Improving the frost resistance of roof tiles beyond current prediction schemes

Abstract

Frost resistance is an important requirement for clay roof tiles and the most difficult to keep under control during industrial production. Durability under freeze/thaw cycles is related with the capillary pore system, and current models predict the lower the open porosity and the coarser the pore size, the better the frost resistance. This implies, however, high firing temperature and rather refractory clay bodies, which are in contrast with energy and resource efficiency. Therefore, a different approach is needed to improve frost resistance of roof tiles without stressing the concept of low porosity and coarse pore size. A case-study is presented to demonstrate how excellent frost resistance can be achieved by adjusting raw materials formulation and firing schedule. Raw materials and bodies were characterized by XRF, ASTM C958 and technological properties. Both laboratory tests were performed: the products were characterized by water absorption (ASTM C67), open porosity and pore size distribution (Hg porosimetry), phase composition (XRD-Rietveld), mechanical strength (EN 538) and frost resistance (EN 539-2) up to 400 freeze/thaw cycles.

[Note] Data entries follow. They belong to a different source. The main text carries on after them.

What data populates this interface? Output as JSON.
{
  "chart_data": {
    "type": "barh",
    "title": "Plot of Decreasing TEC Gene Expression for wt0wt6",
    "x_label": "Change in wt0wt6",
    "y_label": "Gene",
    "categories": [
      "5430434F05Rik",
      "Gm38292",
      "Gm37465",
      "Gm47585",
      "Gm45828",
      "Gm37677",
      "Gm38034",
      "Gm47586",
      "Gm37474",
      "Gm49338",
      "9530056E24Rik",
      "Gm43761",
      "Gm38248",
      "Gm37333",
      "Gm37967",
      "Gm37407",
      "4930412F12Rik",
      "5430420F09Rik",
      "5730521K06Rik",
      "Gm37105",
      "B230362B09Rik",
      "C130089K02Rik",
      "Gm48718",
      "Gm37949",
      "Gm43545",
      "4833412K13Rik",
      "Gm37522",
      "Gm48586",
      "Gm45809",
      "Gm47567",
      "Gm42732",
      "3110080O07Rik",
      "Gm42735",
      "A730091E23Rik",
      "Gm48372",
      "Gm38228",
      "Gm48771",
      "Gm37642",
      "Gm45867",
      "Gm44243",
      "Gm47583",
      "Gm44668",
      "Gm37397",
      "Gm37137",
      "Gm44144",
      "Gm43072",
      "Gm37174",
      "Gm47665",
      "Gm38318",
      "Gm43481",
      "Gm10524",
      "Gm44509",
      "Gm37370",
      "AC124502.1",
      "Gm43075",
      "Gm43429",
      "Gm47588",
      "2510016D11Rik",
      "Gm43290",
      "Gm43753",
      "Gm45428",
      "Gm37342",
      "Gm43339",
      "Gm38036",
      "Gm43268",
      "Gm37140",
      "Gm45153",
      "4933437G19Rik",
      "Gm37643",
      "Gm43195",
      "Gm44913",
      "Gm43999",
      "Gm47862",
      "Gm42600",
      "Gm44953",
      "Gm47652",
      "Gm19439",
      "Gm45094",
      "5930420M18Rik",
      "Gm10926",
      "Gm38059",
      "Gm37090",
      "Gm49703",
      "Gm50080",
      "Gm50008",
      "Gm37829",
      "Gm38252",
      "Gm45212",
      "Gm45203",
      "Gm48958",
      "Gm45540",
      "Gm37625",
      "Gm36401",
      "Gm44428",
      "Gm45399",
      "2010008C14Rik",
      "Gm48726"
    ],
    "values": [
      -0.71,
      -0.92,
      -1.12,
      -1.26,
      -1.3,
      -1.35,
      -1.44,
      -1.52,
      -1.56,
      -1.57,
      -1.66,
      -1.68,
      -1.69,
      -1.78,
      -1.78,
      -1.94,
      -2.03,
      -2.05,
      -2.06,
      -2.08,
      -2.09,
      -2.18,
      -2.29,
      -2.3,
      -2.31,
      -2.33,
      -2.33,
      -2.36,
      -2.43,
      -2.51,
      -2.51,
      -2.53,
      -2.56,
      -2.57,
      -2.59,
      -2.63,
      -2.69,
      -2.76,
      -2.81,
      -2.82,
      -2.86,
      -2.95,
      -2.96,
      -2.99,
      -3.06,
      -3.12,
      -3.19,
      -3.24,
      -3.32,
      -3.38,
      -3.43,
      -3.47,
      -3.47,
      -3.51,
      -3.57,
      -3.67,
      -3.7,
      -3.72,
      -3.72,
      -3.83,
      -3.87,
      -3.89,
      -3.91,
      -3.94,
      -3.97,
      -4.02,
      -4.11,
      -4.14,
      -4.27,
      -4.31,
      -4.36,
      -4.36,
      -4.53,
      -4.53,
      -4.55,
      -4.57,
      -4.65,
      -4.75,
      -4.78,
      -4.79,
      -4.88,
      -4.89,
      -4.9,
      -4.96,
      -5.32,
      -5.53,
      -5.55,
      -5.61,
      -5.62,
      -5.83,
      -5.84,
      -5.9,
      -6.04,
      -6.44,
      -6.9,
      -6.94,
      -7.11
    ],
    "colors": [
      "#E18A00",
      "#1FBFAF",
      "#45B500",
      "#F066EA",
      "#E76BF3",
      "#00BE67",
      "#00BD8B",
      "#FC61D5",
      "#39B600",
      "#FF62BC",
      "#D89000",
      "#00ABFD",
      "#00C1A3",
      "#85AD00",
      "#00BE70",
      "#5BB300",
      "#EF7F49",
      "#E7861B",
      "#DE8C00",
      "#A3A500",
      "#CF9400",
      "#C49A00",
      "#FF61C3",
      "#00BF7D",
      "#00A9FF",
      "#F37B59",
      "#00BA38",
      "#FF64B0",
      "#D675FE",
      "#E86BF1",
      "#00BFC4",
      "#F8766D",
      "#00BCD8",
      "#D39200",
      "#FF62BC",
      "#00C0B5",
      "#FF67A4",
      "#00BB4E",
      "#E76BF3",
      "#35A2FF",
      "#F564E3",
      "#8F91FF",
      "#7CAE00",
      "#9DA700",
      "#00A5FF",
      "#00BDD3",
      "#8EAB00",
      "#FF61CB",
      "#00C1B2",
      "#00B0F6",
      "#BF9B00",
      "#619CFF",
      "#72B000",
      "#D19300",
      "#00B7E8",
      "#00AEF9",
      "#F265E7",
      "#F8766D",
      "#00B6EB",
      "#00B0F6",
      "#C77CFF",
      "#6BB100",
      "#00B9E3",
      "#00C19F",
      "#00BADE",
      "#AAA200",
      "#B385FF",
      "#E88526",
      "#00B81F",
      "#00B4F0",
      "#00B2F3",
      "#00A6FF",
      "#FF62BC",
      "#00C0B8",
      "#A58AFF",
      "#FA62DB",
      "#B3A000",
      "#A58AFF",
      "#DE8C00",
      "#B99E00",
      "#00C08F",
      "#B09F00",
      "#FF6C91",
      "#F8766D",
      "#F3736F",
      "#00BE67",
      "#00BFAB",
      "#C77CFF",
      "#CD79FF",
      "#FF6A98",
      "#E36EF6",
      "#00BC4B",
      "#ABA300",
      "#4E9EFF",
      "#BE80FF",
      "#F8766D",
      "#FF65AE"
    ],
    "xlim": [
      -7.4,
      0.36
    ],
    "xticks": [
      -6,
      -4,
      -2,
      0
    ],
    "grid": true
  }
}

Durability of roof tiles was drastically improved acting on both pore size distribution (eliminating pores <0.1 μm) and increasing mechanical strength (>13 MPa). Phase composition plays a complex role with opposite effects of new formed phases versus amorphous phase and residual clay minerals. A satisfactory target (no damages after 250 freeze/thaw cycles) was achieved firing at 900 °C (7% pores <0.1 μm) while the best performance (no damages after 400 cycles) required firing at 950 °C (<1% pores <0.1 μm). Excellent frost resistance (well beyond the standard 50 cycles) can be obtained through proper design of firing schedule and body composition, even for temperatures below 950 °C.